Currently, there are no widely accepted standards regarding entry into immunotherapy trials based on the presence or absence of immunoresistant tumor cell phenotypes.2,5–13 Based on this work, and previous efforts with other tumor types, we suggest that perhaps inclusion of patients with an immunoresistant phenotype may have contributed to the lack of overall clinical benefit seen in some trials.14 This possibility is further supported by one-third of patients in this cohort demonstrating evidence of immunoresistance, and, if recognized, this could be modulated using pharmacologic agents. In previous work, we have demonstrated the potential for chemotherapeutic modulation of some of these immunoresistance mechanisms, without significantly impacting T-cell function, 3 which represents one approach to potentially augment immunotherapy. The exact mechanisms of glioma immunoresistance in PTEN-deficient tumors have not been exhaustively evaluated; however, our previous work has linked this immunoresistance in part to alterations of post-transcriptional regulation of the immunoresistance protein B7-H1 caused by PTEN loss.8 While in vivo proof of the impact of PTEN-deficiency on immunoresistance is lacking, we are evaluating the impact of PTEN status on response to immunotherapy in recurrent glioma patients being treated with an autologous vaccine (as part of an National Institutes of Health-funded study). The data shown in this paper hopefully will provide the impetus for other investigators to evaluate their results in a similar manner.
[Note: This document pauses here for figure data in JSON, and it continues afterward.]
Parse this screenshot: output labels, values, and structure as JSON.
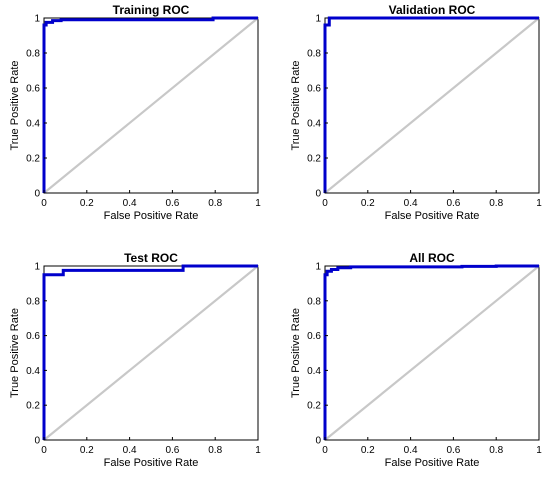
{
  "chart_data": [
    {
      "type": "line",
      "title": "Training ROC",
      "xlabel": "False Positive Rate",
      "ylabel": "True Positive Rate",
      "xlim": [
        0,
        1
      ],
      "ylim": [
        0,
        1
      ],
      "xticks": [
        "0",
        "0.2",
        "0.4",
        "0.6",
        "0.8",
        "1"
      ],
      "yticks": [
        "0",
        "0.2",
        "0.4",
        "0.6",
        "0.8",
        "1"
      ],
      "grid": false,
      "legend": "none",
      "series": [
        {
          "role": "roc-curve",
          "color": "#0000cc",
          "x": [
            0,
            0,
            0.01,
            0.01,
            0.04,
            0.04,
            0.08,
            0.08,
            0.79,
            0.79,
            1
          ],
          "y": [
            0,
            0.96,
            0.96,
            0.975,
            0.975,
            0.985,
            0.985,
            0.99,
            0.99,
            1,
            1
          ]
        },
        {
          "role": "reference-diagonal",
          "color": "#c8c8c8",
          "x": [
            0,
            1
          ],
          "y": [
            0,
            1
          ]
        }
      ]
    },
    {
      "type": "line",
      "title": "Validation ROC",
      "xlabel": "False Positive Rate",
      "ylabel": "True Positive Rate",
      "xlim": [
        0,
        1
      ],
      "ylim": [
        0,
        1
      ],
      "xticks": [
        "0",
        "0.2",
        "0.4",
        "0.6",
        "0.8",
        "1"
      ],
      "yticks": [
        "0",
        "0.2",
        "0.4",
        "0.6",
        "0.8",
        "1"
      ],
      "grid": false,
      "legend": "none",
      "series": [
        {
          "role": "roc-curve",
          "color": "#0000cc",
          "x": [
            0,
            0,
            0.02,
            0.02,
            1
          ],
          "y": [
            0,
            0.96,
            0.96,
            1,
            1
          ]
        },
        {
          "role": "reference-diagonal",
          "color": "#c8c8c8",
          "x": [
            0,
            1
          ],
          "y": [
            0,
            1
          ]
        }
      ]
    },
    {
      "type": "line",
      "title": "Test ROC",
      "xlabel": "False Positive Rate",
      "ylabel": "True Positive Rate",
      "xlim": [
        0,
        1
      ],
      "ylim": [
        0,
        1
      ],
      "xticks": [
        "0",
        "0.2",
        "0.4",
        "0.6",
        "0.8",
        "1"
      ],
      "yticks": [
        "0",
        "0.2",
        "0.4",
        "0.6",
        "0.8",
        "1"
      ],
      "grid": false,
      "legend": "none",
      "series": [
        {
          "role": "roc-curve",
          "color": "#0000cc",
          "x": [
            0,
            0,
            0.09,
            0.09,
            0.65,
            0.65,
            1
          ],
          "y": [
            0,
            0.95,
            0.95,
            0.975,
            0.975,
            1,
            1
          ]
        },
        {
          "role": "reference-diagonal",
          "color": "#c8c8c8",
          "x": [
            0,
            1
          ],
          "y": [
            0,
            1
          ]
        }
      ]
    },
    {
      "type": "line",
      "title": "All ROC",
      "xlabel": "False Positive Rate",
      "ylabel": "True Positive Rate",
      "xlim": [
        0,
        1
      ],
      "ylim": [
        0,
        1
      ],
      "xticks": [
        "0",
        "0.2",
        "0.4",
        "0.6",
        "0.8",
        "1"
      ],
      "yticks": [
        "0",
        "0.2",
        "0.4",
        "0.6",
        "0.8",
        "1"
      ],
      "grid": false,
      "legend": "none",
      "series": [
        {
          "role": "roc-curve",
          "color": "#0000cc",
          "x": [
            0,
            0,
            0.01,
            0.01,
            0.03,
            0.03,
            0.06,
            0.06,
            0.12,
            0.12,
            0.64,
            0.64,
            0.8,
            0.8,
            1
          ],
          "y": [
            0,
            0.95,
            0.95,
            0.97,
            0.97,
            0.98,
            0.98,
            0.99,
            0.99,
            0.995,
            0.995,
            0.998,
            0.998,
            1,
            1
          ]
        },
        {
          "role": "reference-diagonal",
          "color": "#c8c8c8",
          "x": [
            0,
            1
          ],
          "y": [
            0,
            1
          ]
        }
      ]
    }
  ]
}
Glioma immunotherapies continue to evolve; however, an effective clinical benefit has yet to be consistently demonstrated for T-cell based therapies.14 The discordance between peripheral anti-tumor immunity and clear clinical benefit may be due to the variable presence of immunoresistant clonal populations within some tumors. Our results suggest that PTEN-deficient glioblastoma patients are suboptimal candidates for immunotherapy. In addition, our results raise the possibility of combining T-cell based immunotherapy protocols with clinical inhibitors of the PI3K/ Akt/mTOR pathway.4,12,13
This work was funded in part by NIH NRSA NCI F32 CA126307-01A1, UCSF Brain SPORE: Project 5: 2P50 CA097257-06.